Taking Your Logging to the Next Level Part II: Blood Feud

True Story Follows

In my last post I wrote about some techniques to add a decorator that will log all of the local variables in a function and otherwise keep your actual code clean and spotless from context switching. I used this at work to keep logging as decoupled as possible from the rest of the code in the application. I wrote briefly about how this fits nicely in a case where most of the entities in your application have UUID identifiers.

At this point, we have a case where we can grep through the logs for a particular UUID, and you can trace through all of the events that have occurred for a particular entity or an object in a particular state. But who wants to look at UUID’s all day? The aforementioned is nice for isolating events that have happened, but if we are indeed using UUID’s for most of our identifiers, it becomes mentally taxing to provite context around a particular event with other objects. UUID’s are in essence 16 random bytes, and so what kind of masochist wants to just look through UUID’s in a log?

My Solution

In my experience with the gfycat API, one of the nice things I noticed was that unique identifiers were created using english nouns. This made URL’s much more human friendly and eye pleasing. I basically applied this same concept to logging where I mapped UUID’s to nouns, and I included this noun in every object __repr__ method.

So for example:

class UUIDRepr(object):
    """ Object to be inherited from such that it can be represented in logs with
    a deterministic UUID. """

    def __repr__(self):
        return "<{class_name}: {instance_uuid} ({friendly_noun})>".format(
            class_name=type(self).__name__,
            instance_uuid=self.__instance_uuid__,
            friendly_noun=interpolate_uuid_to_friendly_noun(self.__instance_uuid__),
        )

    @cached_property
    def __instance_uuid__(self):
        return create_instance_uuid(self)
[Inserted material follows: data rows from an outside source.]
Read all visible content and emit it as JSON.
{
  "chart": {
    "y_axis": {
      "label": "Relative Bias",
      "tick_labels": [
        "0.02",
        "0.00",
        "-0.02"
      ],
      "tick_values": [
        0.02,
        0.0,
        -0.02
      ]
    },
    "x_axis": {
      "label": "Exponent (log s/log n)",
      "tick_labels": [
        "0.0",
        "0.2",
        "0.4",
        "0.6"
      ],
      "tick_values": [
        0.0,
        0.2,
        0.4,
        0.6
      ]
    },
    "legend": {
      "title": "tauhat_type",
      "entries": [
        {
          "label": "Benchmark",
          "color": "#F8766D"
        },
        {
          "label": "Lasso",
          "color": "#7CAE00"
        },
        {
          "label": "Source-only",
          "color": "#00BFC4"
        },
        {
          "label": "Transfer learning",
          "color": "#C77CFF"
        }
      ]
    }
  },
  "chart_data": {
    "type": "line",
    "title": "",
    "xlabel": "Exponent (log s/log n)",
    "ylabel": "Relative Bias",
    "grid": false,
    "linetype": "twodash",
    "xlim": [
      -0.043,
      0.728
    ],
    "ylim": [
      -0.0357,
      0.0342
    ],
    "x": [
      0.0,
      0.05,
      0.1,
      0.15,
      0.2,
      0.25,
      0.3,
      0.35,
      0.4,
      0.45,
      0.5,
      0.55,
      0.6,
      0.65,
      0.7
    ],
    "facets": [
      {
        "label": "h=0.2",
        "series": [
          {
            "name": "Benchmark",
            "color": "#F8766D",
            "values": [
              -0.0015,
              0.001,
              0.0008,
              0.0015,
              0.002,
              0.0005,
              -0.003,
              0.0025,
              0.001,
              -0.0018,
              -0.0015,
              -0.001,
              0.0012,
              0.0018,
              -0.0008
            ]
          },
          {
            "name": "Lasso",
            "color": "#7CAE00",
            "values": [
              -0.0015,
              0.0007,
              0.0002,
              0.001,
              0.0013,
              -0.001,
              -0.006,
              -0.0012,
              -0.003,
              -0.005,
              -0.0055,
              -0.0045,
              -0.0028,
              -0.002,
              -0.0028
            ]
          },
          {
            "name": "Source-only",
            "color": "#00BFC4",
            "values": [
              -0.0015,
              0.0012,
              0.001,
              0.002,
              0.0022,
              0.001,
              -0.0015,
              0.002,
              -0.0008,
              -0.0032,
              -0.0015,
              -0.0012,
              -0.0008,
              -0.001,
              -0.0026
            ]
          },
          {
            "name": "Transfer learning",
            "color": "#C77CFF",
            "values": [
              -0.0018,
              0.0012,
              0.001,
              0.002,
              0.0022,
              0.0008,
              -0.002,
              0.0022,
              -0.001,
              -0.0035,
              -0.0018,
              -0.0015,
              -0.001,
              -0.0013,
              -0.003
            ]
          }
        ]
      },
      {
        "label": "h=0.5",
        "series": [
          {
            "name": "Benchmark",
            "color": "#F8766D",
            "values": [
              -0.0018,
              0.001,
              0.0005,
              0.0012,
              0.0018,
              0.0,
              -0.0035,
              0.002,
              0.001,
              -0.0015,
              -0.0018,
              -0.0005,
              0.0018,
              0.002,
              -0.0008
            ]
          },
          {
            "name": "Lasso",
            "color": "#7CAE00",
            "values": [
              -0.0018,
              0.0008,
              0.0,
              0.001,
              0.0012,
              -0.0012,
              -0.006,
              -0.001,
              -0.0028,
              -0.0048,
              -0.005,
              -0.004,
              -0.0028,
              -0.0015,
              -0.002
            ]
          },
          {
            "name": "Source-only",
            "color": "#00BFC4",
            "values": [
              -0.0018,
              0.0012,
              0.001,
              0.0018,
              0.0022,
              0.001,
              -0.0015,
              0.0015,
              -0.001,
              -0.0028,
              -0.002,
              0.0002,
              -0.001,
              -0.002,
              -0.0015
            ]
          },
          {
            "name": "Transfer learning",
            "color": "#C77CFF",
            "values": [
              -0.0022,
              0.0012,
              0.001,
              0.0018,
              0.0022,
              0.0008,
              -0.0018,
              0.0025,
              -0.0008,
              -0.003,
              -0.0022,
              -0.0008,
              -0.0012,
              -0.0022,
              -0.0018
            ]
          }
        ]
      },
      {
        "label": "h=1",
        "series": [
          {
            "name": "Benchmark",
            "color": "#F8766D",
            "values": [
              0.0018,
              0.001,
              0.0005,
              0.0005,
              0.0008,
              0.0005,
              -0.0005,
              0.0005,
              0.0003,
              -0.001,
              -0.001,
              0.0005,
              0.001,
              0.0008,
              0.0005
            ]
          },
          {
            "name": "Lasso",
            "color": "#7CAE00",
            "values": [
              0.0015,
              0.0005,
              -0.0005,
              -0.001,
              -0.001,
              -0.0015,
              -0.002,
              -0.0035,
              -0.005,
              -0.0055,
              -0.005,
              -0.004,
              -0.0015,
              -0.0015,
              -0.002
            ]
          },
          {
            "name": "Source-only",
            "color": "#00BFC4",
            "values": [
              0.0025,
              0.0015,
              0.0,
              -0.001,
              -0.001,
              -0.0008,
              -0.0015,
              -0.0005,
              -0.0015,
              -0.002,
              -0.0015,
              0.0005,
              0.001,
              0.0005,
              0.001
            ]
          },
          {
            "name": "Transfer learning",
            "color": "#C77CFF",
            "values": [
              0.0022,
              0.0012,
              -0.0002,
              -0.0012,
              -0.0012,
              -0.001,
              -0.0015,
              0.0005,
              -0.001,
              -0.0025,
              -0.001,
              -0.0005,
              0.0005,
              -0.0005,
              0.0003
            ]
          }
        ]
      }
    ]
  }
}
I can create some base objects that all objects in the repository inherit from, and I can add a bit of logic to associate some deterministic UUID for each object. With that UUID, you can simply map it to a deterministic index on a large list of nouns:

UUID_LEN = 16
MAX_UUID = uuid.UUID(bytes="".join([chr(255) for _ in xrange(UUID_LEN)]))


def interpolate_uuid_to_friendly_noun(obj_uuid):
    interpolation_value = uuid_to_integer_value(obj_uuid)
    max_uuid_int = uuid_to_integer_value(MAX_UUID)

    interpolation_percent = float(interpolation_value) / max_uuid_int
    interpolated_index = int(interpolation_percent * len(FRIENDLY_NOUNS))

    return FRIENDLY_NOUNS[interpolated_index]


def uuid_to_integer_value(obj_uuid):
    # here you need to write some function that maps UUID's to an integer
    # since there are 3.402823669209385e+38 possible UUID's and only several
    # thousand nouns, you just need to ensure the value is deterministic
    return some_integer

And now all objects when logged will look something like this:

'<ArbitraryClass: 8044829c-ea8c-b1c8-b9ee-9ea54edad116 (banana)>'

Now, as we traverse our logs we can more easily discern what objects are getting passed into particular functions and we can isolate more than just a single entity at a time (since we’re able to scan text with our eyes now instead of searching for an exact UUID string match).

The End